Parikh wins NSF CAREER Award for Visual Question Answering research | ECE | Virginia Tech


Parikh wins NSF CAREER Award for Visual Question Answering research

Photograph of Devi Parikh

Devi Parikh

ECE Assistant Professor Devi Parikh has earned a National Science Foundation (NSF) Faculty Early Career Development (CAREER) Award for her Visual Question Answering (VQA) research, a method of using images to teach a computer to respond to any question that might be asked. The techniques developed in this project have the potential to fundamentally improve the quality of life for the estimated 7 million adults with visual impairments in the United States.

VQA provides a new model through which humans can interface with visual data, and this can lend itself to applications like software that allows blind users to get quick answers to questions about their surroundings.

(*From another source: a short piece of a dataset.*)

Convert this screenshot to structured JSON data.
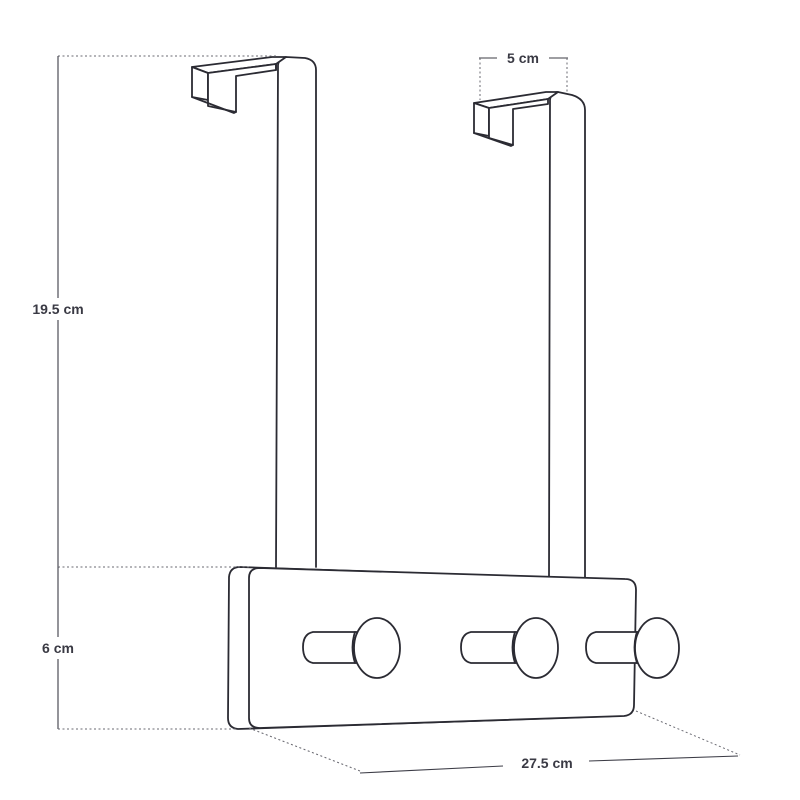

Parikh’s career goal is to enable machines to understand content in images and communicate this understanding as effectively as humans. The CAREER grant, which is the NSF's most prestigious award and is given to junior faculty members who are expected to become academic leaders in their fields, will bring her one step closer.

Parikh and her team are building a deep, rich database that will mold a machine’s ability to respond accurately and naturally to visual images. Given an image and a question about the image, the machine's task is to automatically produce an answer that is not only correct but also concise, free form, and easily understood.

“To answer the questions accompanying the images, the computer needs an understanding of vision, language, and complex reasoning,” said Parikh.

For an image of a road and the question “Is it safe to cross the street?” the machine must judge the state of the road the way a pedestrian would, and answer “no” or “yes” depending on traffic, weather, and the time of day. Or, when presented with an image of a baby gleefully brandishing a pair of scissors, the machine must identify the baby, understand what it means to be holding something, and have the common sense to know that babies shouldn’t play with sharp objects.

The computer must learn these lessons one question–answer pair at a time; a lengthy, painstaking, and detailed process. With help from Amazon Mechanical Turk, an online marketplace for work, Parikh and her team will use this award to continue collecting a large dataset of images, questions, and answers, which will teach the computer how to understand a visual scene. The publicly available dataset contains more than 250,000 images, 750,000 questions (three for each image), and about 10 million answers.

“Answering any possible question about an image is one of the holy grails of semantic scene understanding,” said Parikh. “VQA poses a rich set of challenges, many of which are key to automatic image understanding, and artificial intelligence in general.”

Teaching computers to understand images is a complex undertaking, especially if the goal is to enable the computer to provide a natural-language answer to a specific question. VQA is directly applicable to many situations where humans and machines must collaborate to understand pictures and images. Examples include assisting people with visual impairments in real-world situations (“What temperature is this oven set to?”), aiding security and surveillance analysts (“What kind of car did the suspect drive away in?”), and interacting with a robot (“Is my laptop in the bedroom?”).

The NSF award also includes an education component, and Parikh considers VQA a gateway subject into the field as a whole. Like science fiction, VQA captures the imagination of both technical and non-technical audiences, said Parikh.

“This work can serve as a gentle springboard to computer vision and artificial intelligence in general,” said Parikh, who has committed to improving the computer vision curriculum at Virginia Tech by introducing an emphasis on presentation and writing skills in her new Advanced Computer Vision course.

Parikh, who earned her Ph.D. at Carnegie Mellon University, has been with Virginia Tech since January 2013. She leads the Computer Vision lab and is a recipient of the Army Research Office (ARO) Young Investigator Program (YIP) award (2014), the Allen Distinguished Investigator Award in Artificial Intelligence from the Paul G. Allen Family Foundation (2014), Virginia Tech ICTAS JFC award (2015), three Google Faculty Research Awards (2012, 2014 and 2015), and an Outstanding New Assistant Professor award from the College of Engineering at Virginia Tech in 2015.